De entre milhares de PFAS, apenas 4 se encontram regulamentados, por serem consideradas as mais abundantes nos alimentos e nos seres humanos: PFOS (ácido perfluoro-octanossulfónico); PFOA (ácido perfluoro-octanoico); PFNA (ácido perfluorononanoico) e PFHxS (ácido perfluoro-hexanossulfónico).

Encontram-se estabelecidos níveis máximos destas substâncias em diferentes alimentos de origem animal, tais como os ovos, carnes, peixes, mariscos, moluscos, miudezas, conforme tabela extraída do Regulamento (Figura 1). 

Figura 1: Excerto da legislação aplicável: Regulamento (UE) 2023/915. Não dispensa a consulta do documento legal completo.

Na Recomendação (UE) 2022/1431,  a Comissão Europeia (CE) recomenda aos Estados-Membros que controlem durante os anos 2022-2025 a presença de PFAS nos alimentos, especialmente em frutas, legumes, raízes e tubérculos amiláceos, algas marinhas, cereais, frutos secos, oleaginosas, alimentos para lactentes e crianças jovens, alimentos de origem animal, bebidas não alcoólicas, vinho, cerveja e em alimentos para animais.

A CE recomenda ainda que os Estados-Membros (EM), em colaboração com os operadores de empresas do setor alimentar, recolham informações sobre as concentrações de PFAS nos produtos em bruto e nos produtos transformados do mesmo lote, em particular: queijo, soro de leite em pó, gema de ovo, produtos de padaria fina com elevadas quantidades de ovos e produtos à base de carne que contenham fígado.

No que toca aos produtores de embalagens, podem vir a ser obrigados por lei a reduzir gradualmente a utilização de PFAS na próxima década, uma vez que a CE anunciou, no final de Abril de 2023, que está a considerar uma proibição gradual da utilização destas substâncias nocivas.

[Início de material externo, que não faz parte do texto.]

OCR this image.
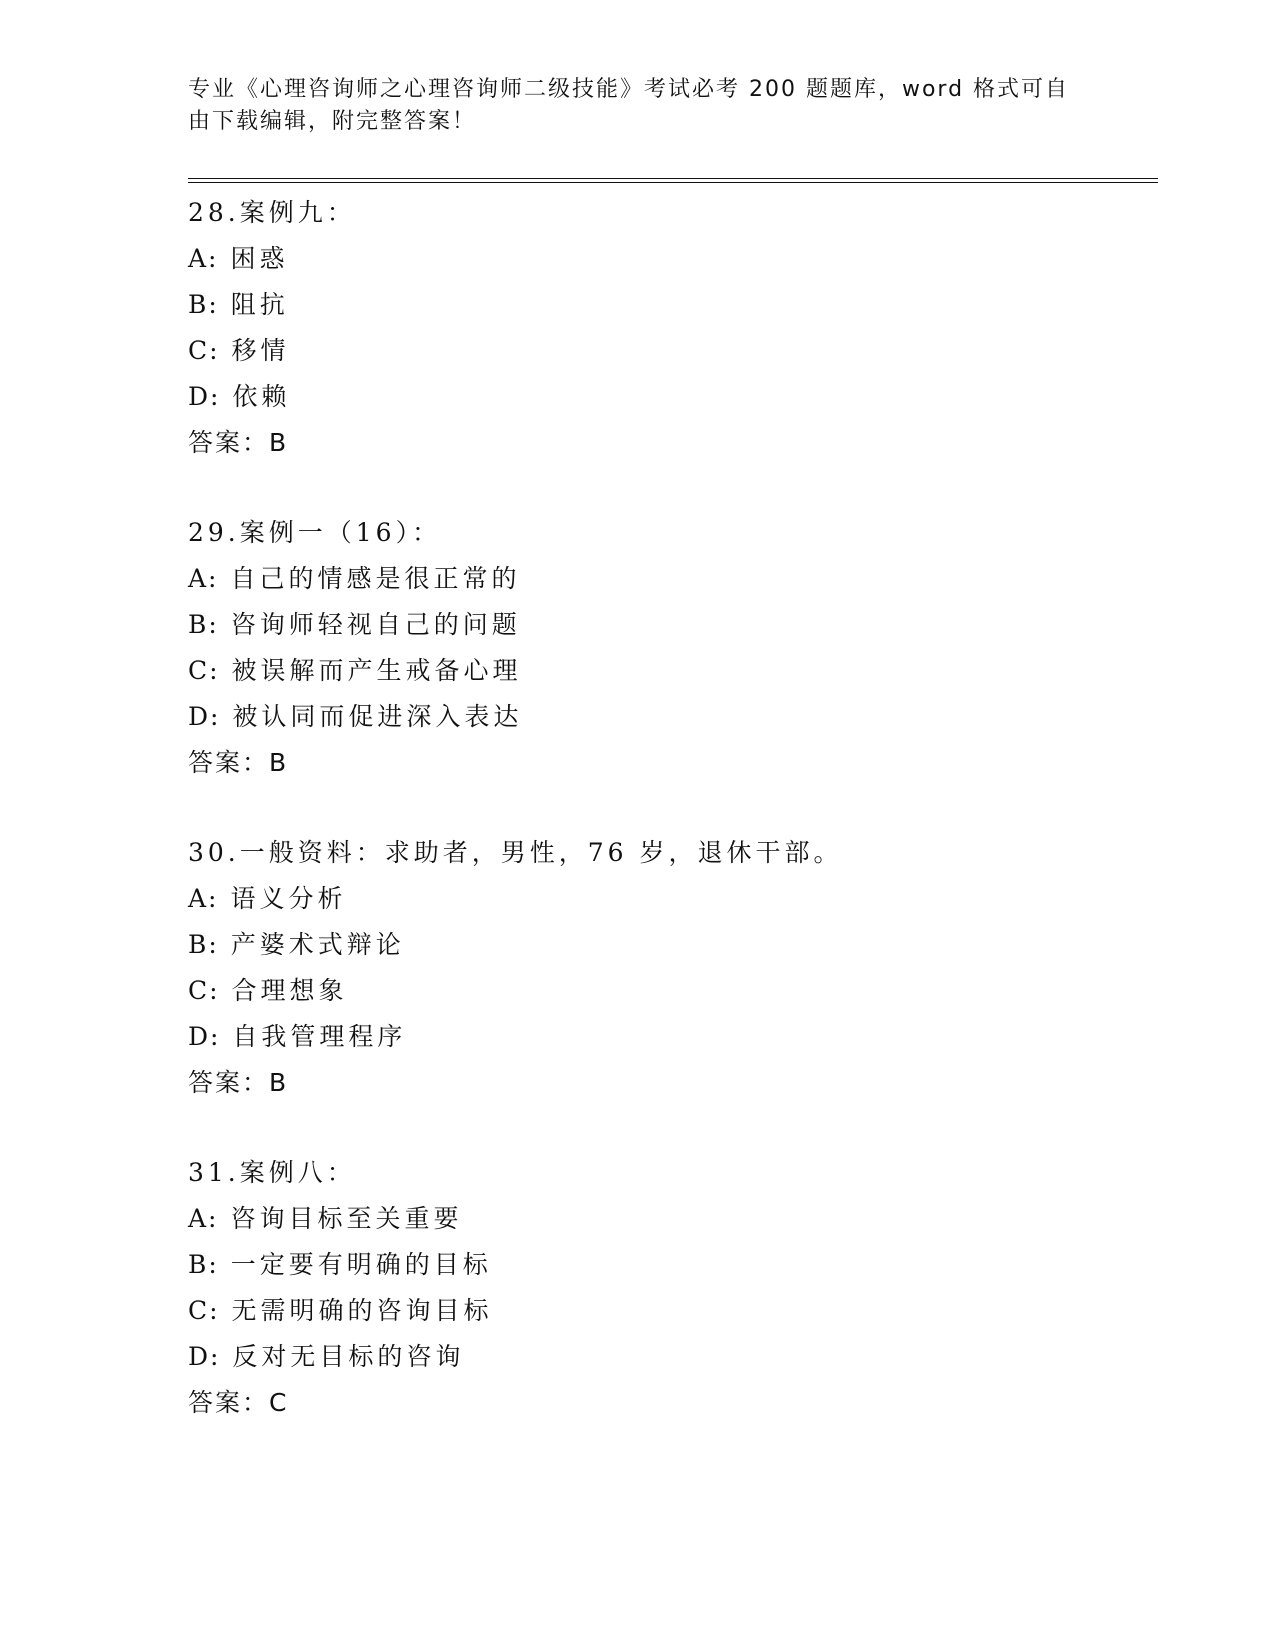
专业《心理咨询师之心理咨询师二级技能》考试必考 200 题题库，word 格式可自
由下载编辑，附完整答案！
28.案例九：
A: 困惑
B: 阻抗
C: 移情
D: 依赖
答案：B
29.案例一（16）：
A: 自己的情感是很正常的
B: 咨询师轻视自己的问题
C: 被误解而产生戒备心理
D: 被认同而促进深入表达
答案：B
30.一般资料：求助者，男性，76 岁，退休干部。
A: 语义分析
B: 产婆术式辩论
C: 合理想象
D: 自我管理程序
答案：B
31.案例八：
A: 咨询目标至关重要
B: 一定要有明确的目标
C: 无需明确的咨询目标
D: 反对无目标的咨询
答案：C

O Decreto-Lei nº 69/2023, introduziu em Portugal a obrigatoriedade de monitorizar os parâmetros “Total de PFAS” e “Soma de PFAS” na água para consumo humano, a partir de 12 de janeiro de 2026.

Em 2024, a Comunicação da Comissão C 2024/4910, estabeleceu limites para estes parâmetros, sendo 0,5 ug/l para “Total de PFAS” e  0,10 ug/l para “Soma de PFAS”. 

Verifica-se um número crescente de casos de concentrações elevadas de PFAS na água doce – incluindo na água potável – em toda a UE. Por conseguinte, a CE orienta os EM a acelerar a monitorização das PFAS e a conceberem medidas que permitam cumprir os limites estabelecidos.